O amor judia um pouco antes de virar adulto. Às vezes, faz as malas e vai embora, prematuro, incompreendido, quando a incongruência não se transpõe.

Mas, se resiste forte, conhece a calmaria e descobre a redenção, e a certeza de sua chegada se espalha como um mar de plenitude nos corações jubilados pela graça sossegada que só um sonho bom consegue desenhar.

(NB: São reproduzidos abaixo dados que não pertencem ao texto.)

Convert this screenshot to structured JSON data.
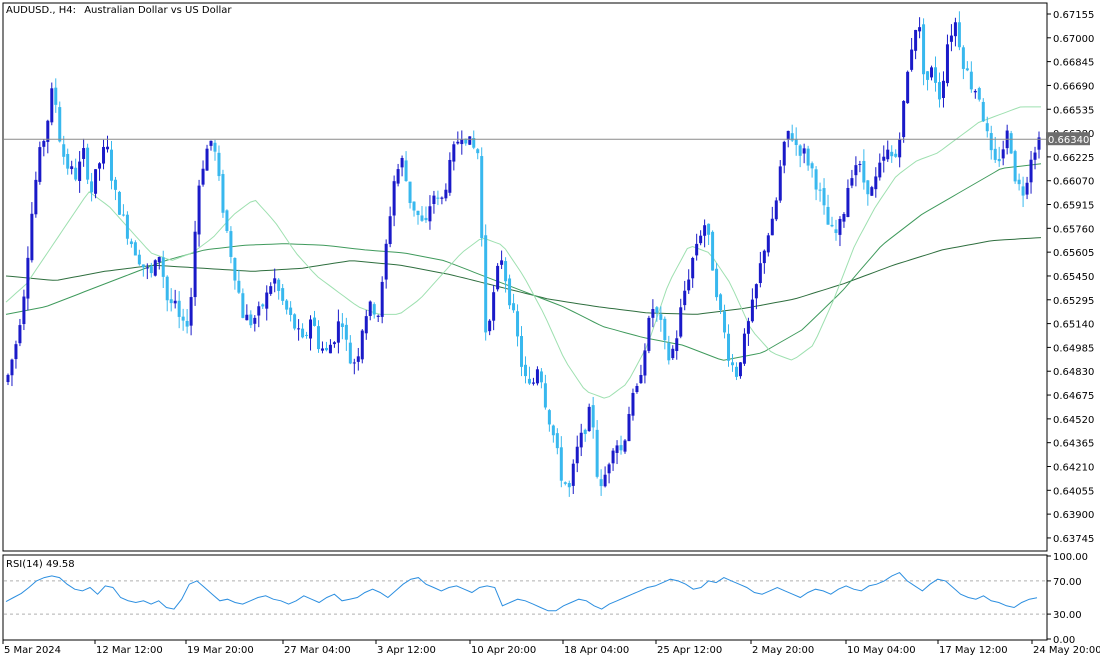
{
  "header": {
    "symbol": "AUDUSD., H4:",
    "description": "Australian Dollar vs US Dollar"
  },
  "rsi_panel": {
    "label": "RSI(14) 49.58"
  },
  "current_price_label": "0.66340",
  "colors": {
    "bull_candle": "#1a1ac8",
    "bear_candle": "#38b8ee",
    "ma_fast": "#9ee0b0",
    "ma_mid": "#3f9a5c",
    "ma_slow": "#2e6e3e",
    "rsi_line": "#2d8fe0",
    "price_line": "#8a8a8a",
    "label_bg": "#6d6d6d"
  },
  "chart_data": [
    {
      "type": "candlestick",
      "symbol": "AUDUSD.",
      "timeframe": "H4",
      "y_ticks": [
        "0.67155",
        "0.67000",
        "0.66845",
        "0.66690",
        "0.66535",
        "0.66380",
        "0.66225",
        "0.66070",
        "0.65915",
        "0.65760",
        "0.65605",
        "0.65450",
        "0.65295",
        "0.65140",
        "0.64985",
        "0.64830",
        "0.64675",
        "0.64520",
        "0.64365",
        "0.64210",
        "0.64055",
        "0.63900",
        "0.63745"
      ],
      "ylim": [
        0.6366,
        0.6722
      ],
      "x_ticks": [
        "5 Mar 2024",
        "12 Mar 12:00",
        "19 Mar 20:00",
        "27 Mar 04:00",
        "3 Apr 12:00",
        "10 Apr 20:00",
        "18 Apr 04:00",
        "25 Apr 12:00",
        "2 May 20:00",
        "10 May 04:00",
        "17 May 12:00",
        "24 May 20:00"
      ],
      "horizontal_line": 0.6634,
      "close_path": [
        0.648,
        0.65,
        0.653,
        0.658,
        0.662,
        0.664,
        0.667,
        0.6628,
        0.6615,
        0.661,
        0.6625,
        0.66,
        0.6618,
        0.663,
        0.66,
        0.6585,
        0.657,
        0.656,
        0.655,
        0.6545,
        0.656,
        0.653,
        0.6525,
        0.651,
        0.652,
        0.66,
        0.6625,
        0.6635,
        0.66,
        0.657,
        0.6545,
        0.652,
        0.6515,
        0.652,
        0.653,
        0.6545,
        0.653,
        0.652,
        0.651,
        0.65,
        0.652,
        0.65,
        0.6495,
        0.6505,
        0.652,
        0.649,
        0.649,
        0.652,
        0.6525,
        0.652,
        0.657,
        0.661,
        0.662,
        0.6595,
        0.6585,
        0.6575,
        0.66,
        0.659,
        0.661,
        0.663,
        0.664,
        0.663,
        0.6625,
        0.651,
        0.653,
        0.656,
        0.6535,
        0.651,
        0.648,
        0.647,
        0.649,
        0.646,
        0.644,
        0.6415,
        0.6405,
        0.643,
        0.6445,
        0.646,
        0.64,
        0.642,
        0.644,
        0.643,
        0.646,
        0.647,
        0.65,
        0.6525,
        0.6515,
        0.649,
        0.65,
        0.653,
        0.655,
        0.657,
        0.658,
        0.655,
        0.652,
        0.6495,
        0.648,
        0.65,
        0.652,
        0.6545,
        0.657,
        0.658,
        0.662,
        0.664,
        0.663,
        0.6625,
        0.6615,
        0.66,
        0.658,
        0.657,
        0.658,
        0.661,
        0.662,
        0.6605,
        0.66,
        0.6615,
        0.6625,
        0.662,
        0.665,
        0.669,
        0.6715,
        0.667,
        0.668,
        0.666,
        0.67,
        0.671,
        0.6685,
        0.667,
        0.6665,
        0.664,
        0.6615,
        0.6625,
        0.664,
        0.6605,
        0.66,
        0.6625,
        0.6634
      ],
      "ma_fast_path": [
        0.6528,
        0.654,
        0.656,
        0.658,
        0.66,
        0.659,
        0.6575,
        0.656,
        0.6555,
        0.656,
        0.657,
        0.6585,
        0.6595,
        0.658,
        0.656,
        0.6545,
        0.6535,
        0.6525,
        0.652,
        0.652,
        0.653,
        0.6545,
        0.656,
        0.657,
        0.6565,
        0.6545,
        0.652,
        0.649,
        0.647,
        0.6465,
        0.6475,
        0.65,
        0.654,
        0.6565,
        0.656,
        0.654,
        0.651,
        0.6495,
        0.649,
        0.65,
        0.653,
        0.6565,
        0.659,
        0.661,
        0.662,
        0.6625,
        0.6635,
        0.6645,
        0.665,
        0.6655,
        0.6655
      ],
      "ma_mid_path": [
        0.652,
        0.6525,
        0.6535,
        0.6545,
        0.6555,
        0.6562,
        0.6565,
        0.6566,
        0.6565,
        0.6562,
        0.656,
        0.6555,
        0.6545,
        0.6535,
        0.6525,
        0.6512,
        0.6505,
        0.65,
        0.649,
        0.6495,
        0.651,
        0.6535,
        0.6565,
        0.6585,
        0.66,
        0.6615,
        0.6618
      ],
      "ma_slow_path": [
        0.6545,
        0.6542,
        0.6548,
        0.6552,
        0.655,
        0.6548,
        0.655,
        0.6555,
        0.6552,
        0.6546,
        0.6538,
        0.653,
        0.6525,
        0.6521,
        0.652,
        0.6524,
        0.653,
        0.654,
        0.6552,
        0.6562,
        0.6568,
        0.657
      ]
    },
    {
      "type": "line",
      "name": "RSI(14)",
      "ylim": [
        0,
        100
      ],
      "y_ticks": [
        "100.00",
        "70.00",
        "30.00",
        "0.00"
      ],
      "levels": [
        70,
        30
      ],
      "last_value": 49.58,
      "values": [
        45,
        50,
        55,
        62,
        70,
        74,
        76,
        74,
        66,
        60,
        58,
        62,
        54,
        64,
        62,
        50,
        46,
        44,
        46,
        42,
        46,
        38,
        36,
        48,
        66,
        70,
        62,
        54,
        46,
        48,
        44,
        42,
        46,
        50,
        52,
        48,
        46,
        42,
        46,
        52,
        48,
        44,
        50,
        54,
        46,
        48,
        50,
        56,
        60,
        56,
        50,
        58,
        66,
        72,
        74,
        66,
        62,
        58,
        62,
        64,
        60,
        56,
        62,
        64,
        62,
        40,
        44,
        48,
        46,
        42,
        38,
        34,
        34,
        40,
        44,
        48,
        46,
        40,
        36,
        42,
        46,
        50,
        54,
        58,
        62,
        64,
        68,
        72,
        70,
        66,
        60,
        62,
        70,
        68,
        74,
        70,
        66,
        62,
        56,
        54,
        58,
        62,
        58,
        54,
        50,
        56,
        60,
        58,
        54,
        60,
        64,
        60,
        58,
        64,
        66,
        70,
        76,
        80,
        70,
        64,
        58,
        66,
        72,
        70,
        62,
        54,
        50,
        48,
        52,
        46,
        44,
        40,
        38,
        44,
        48,
        49.58
      ]
    }
  ]
}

O mundo melhora quando alguém começa a amar. Quem ama de verdade emana bondade, frescor paciente, calma sincera. Quem ama de verdade é ridículo o tempo todo, seja na fala mansa de contentamento, ou nos versos espontâneos que surgem quando se dá à filosofia sobre o mundo, a vida, ou qualquer singeleza que subitamente lhe desperte poesia.

Amor é passagem só de ida. Ao chegar, revolve tudo até se acomodar. Cura feridas, limpa mágoas, seca lágrimas, até que bate as mãos e se instala feliz na tranquilidade que conquistou. Uma vez bem alojado, demanda esforço e atenção, num prazeroso cuidado que dispensa migalhas e só se serve de verdade se for da quitanda inteira.

Se um dia acontece de partir, fica a certeza de que ele foi infinito enquanto durou. O coração que tanto se deu carregará para sempre a tatuagem da história vivida. Não é para qualquer um, amigo, não é para quem quer. Amor não tem volta. A entrega exige coragem e uma boa dose de sandice.

Quisera eu todo mundo amasse muito, sempre e cadenciadamente. Quisera houvesse mais canções a quatro mãos, alegria dividida e sinergia compassada. Seria o mundo menos caótico e os homens, certamente mais longevos.

Amor não tem definição, tempo, lugar, nada. Tentaram Houaiss, Camões, Paulo de Tarso, Vinícius e o mundo inteiro. Tento eu, tentamos nós, e ele sorri esquivo na certeza de sua fluida escapada de sucesso. Por ele, sempre valerá a pena lutar, escrever uma crônica piegas e… viver!"